Bacterial infections often originate from contaminated food, but it is now about six weeks since the start of this outbreak and the trail is going cold. It's hard to be sure of the culprit--but this simply serves to highlight the importance of understanding how infectious bacteria get into the food chain in the first place.
Case-control studies of patients in the German outbreak pointed to salad vegetables, and both cucumbers and beansprouts have been suspects. It is possible that the vegetables were contaminated with bacteria originally carried in soil or water; but the more likely source of the bacteria is animals. Pathogenic E. coli are typically passed to humans from ruminant animals (cows or sheep) via fecal contamination in the food chain or through consumption of raw milk or meat products.

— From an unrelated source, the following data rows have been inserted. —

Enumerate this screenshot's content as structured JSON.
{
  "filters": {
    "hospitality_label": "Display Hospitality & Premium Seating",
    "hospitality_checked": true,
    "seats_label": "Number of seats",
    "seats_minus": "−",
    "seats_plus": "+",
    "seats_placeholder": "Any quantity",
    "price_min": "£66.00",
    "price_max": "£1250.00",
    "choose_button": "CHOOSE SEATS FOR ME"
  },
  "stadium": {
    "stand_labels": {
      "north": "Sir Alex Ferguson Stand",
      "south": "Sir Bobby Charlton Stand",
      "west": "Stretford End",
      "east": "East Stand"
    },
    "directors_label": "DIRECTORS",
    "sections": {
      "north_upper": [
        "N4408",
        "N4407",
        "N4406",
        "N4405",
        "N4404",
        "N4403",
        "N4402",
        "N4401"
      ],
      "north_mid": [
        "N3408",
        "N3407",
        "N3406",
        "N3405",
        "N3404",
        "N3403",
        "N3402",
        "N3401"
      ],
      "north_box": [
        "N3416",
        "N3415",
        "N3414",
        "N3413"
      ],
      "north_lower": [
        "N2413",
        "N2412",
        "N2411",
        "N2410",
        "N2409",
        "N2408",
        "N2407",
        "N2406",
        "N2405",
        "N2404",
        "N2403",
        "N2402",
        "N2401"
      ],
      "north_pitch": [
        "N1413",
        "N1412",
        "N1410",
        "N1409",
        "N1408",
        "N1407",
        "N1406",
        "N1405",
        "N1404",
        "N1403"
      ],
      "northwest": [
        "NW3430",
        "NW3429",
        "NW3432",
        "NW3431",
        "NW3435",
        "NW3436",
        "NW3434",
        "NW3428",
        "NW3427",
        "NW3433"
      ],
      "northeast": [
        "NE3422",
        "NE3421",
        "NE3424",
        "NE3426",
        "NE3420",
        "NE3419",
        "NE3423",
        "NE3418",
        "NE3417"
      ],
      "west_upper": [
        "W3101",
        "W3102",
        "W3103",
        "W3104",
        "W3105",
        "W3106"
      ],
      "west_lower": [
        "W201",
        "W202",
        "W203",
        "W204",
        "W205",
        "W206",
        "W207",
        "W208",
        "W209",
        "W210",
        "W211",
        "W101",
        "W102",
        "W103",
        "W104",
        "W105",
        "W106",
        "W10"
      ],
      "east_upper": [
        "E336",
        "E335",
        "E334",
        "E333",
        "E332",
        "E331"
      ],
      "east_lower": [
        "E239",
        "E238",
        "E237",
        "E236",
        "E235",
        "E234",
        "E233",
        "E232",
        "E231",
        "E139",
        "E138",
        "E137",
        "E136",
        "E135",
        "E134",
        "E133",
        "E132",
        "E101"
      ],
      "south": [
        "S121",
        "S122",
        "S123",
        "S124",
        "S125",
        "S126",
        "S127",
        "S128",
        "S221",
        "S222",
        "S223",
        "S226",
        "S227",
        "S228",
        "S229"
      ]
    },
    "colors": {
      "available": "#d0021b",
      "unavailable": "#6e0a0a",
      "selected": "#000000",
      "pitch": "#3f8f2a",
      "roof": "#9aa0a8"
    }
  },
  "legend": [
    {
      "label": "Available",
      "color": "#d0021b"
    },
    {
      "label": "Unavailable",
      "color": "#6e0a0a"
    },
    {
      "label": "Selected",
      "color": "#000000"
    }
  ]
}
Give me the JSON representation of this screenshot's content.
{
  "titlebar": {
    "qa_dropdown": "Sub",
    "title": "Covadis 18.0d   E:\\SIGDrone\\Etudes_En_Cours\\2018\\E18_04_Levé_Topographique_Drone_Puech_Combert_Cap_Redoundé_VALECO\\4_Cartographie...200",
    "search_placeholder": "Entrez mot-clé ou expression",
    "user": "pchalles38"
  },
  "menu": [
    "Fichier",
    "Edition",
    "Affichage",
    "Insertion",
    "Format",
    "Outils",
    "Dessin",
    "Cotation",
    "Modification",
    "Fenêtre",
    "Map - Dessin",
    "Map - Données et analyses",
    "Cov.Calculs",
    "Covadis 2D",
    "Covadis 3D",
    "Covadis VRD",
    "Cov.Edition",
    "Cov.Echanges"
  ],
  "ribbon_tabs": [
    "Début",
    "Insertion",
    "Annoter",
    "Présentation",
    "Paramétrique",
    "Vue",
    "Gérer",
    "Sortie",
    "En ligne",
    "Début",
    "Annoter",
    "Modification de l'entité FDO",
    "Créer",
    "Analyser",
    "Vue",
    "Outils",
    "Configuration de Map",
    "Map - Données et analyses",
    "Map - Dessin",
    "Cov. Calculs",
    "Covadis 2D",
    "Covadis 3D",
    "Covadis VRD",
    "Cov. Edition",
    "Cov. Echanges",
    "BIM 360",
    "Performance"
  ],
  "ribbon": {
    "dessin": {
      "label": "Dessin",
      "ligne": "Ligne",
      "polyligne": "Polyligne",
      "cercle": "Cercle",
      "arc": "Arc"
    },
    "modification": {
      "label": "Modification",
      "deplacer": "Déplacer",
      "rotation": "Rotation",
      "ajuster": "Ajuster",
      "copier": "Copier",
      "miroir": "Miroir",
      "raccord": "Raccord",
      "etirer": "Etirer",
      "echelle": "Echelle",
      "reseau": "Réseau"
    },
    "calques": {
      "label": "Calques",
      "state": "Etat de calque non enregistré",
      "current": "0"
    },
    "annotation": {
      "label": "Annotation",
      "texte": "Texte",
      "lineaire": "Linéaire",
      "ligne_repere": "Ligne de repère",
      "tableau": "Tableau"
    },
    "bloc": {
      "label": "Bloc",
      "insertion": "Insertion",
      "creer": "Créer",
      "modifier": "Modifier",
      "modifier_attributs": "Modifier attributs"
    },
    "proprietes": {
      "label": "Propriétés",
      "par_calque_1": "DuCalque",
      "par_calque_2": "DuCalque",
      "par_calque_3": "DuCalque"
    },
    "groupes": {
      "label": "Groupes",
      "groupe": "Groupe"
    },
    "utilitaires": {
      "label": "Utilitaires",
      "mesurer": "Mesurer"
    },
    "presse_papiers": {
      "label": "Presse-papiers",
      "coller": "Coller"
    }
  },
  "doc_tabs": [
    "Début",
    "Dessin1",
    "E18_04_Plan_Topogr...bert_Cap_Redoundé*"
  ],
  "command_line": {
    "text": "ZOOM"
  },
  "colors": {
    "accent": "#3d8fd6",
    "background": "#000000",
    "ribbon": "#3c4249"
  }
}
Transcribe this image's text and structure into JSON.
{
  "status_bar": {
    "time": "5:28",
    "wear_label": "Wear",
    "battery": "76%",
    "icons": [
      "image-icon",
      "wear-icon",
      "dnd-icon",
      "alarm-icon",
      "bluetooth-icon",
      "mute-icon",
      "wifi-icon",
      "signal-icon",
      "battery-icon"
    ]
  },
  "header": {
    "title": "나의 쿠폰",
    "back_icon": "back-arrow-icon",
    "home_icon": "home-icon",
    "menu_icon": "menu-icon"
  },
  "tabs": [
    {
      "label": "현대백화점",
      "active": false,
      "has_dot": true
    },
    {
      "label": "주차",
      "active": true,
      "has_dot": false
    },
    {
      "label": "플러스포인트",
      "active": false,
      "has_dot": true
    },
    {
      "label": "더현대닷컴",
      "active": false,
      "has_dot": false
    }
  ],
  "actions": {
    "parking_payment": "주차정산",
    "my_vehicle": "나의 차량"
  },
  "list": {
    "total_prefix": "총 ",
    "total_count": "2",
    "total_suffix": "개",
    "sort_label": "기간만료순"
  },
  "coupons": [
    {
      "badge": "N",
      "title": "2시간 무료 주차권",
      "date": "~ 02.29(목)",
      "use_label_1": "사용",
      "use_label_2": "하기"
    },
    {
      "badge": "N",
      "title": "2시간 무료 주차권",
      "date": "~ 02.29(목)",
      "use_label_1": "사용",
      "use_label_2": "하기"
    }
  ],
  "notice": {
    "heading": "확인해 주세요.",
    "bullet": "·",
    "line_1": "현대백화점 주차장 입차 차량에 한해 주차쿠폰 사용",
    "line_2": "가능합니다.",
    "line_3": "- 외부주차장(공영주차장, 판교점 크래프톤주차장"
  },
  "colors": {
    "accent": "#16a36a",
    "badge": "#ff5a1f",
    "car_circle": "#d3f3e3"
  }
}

But how do pathogenic E. coli arise in the first place? This is where bacteriophage come in. The bacterium in this outbreak, currently recognized as strain O104:H4, makes Shiga toxin, which is responsible for the severe diarrhea and kidney damage in patients whose E. coli infections develop into hemolytic uremic syndrome (HUS). The genes for the Shiga toxin are not actually bacterial genes, but phage genes being expressed by infected bacteria. So when an E. coli bacterium gets infected with a Shiga-toxin-producing phage, it becomes pathogenic to humans.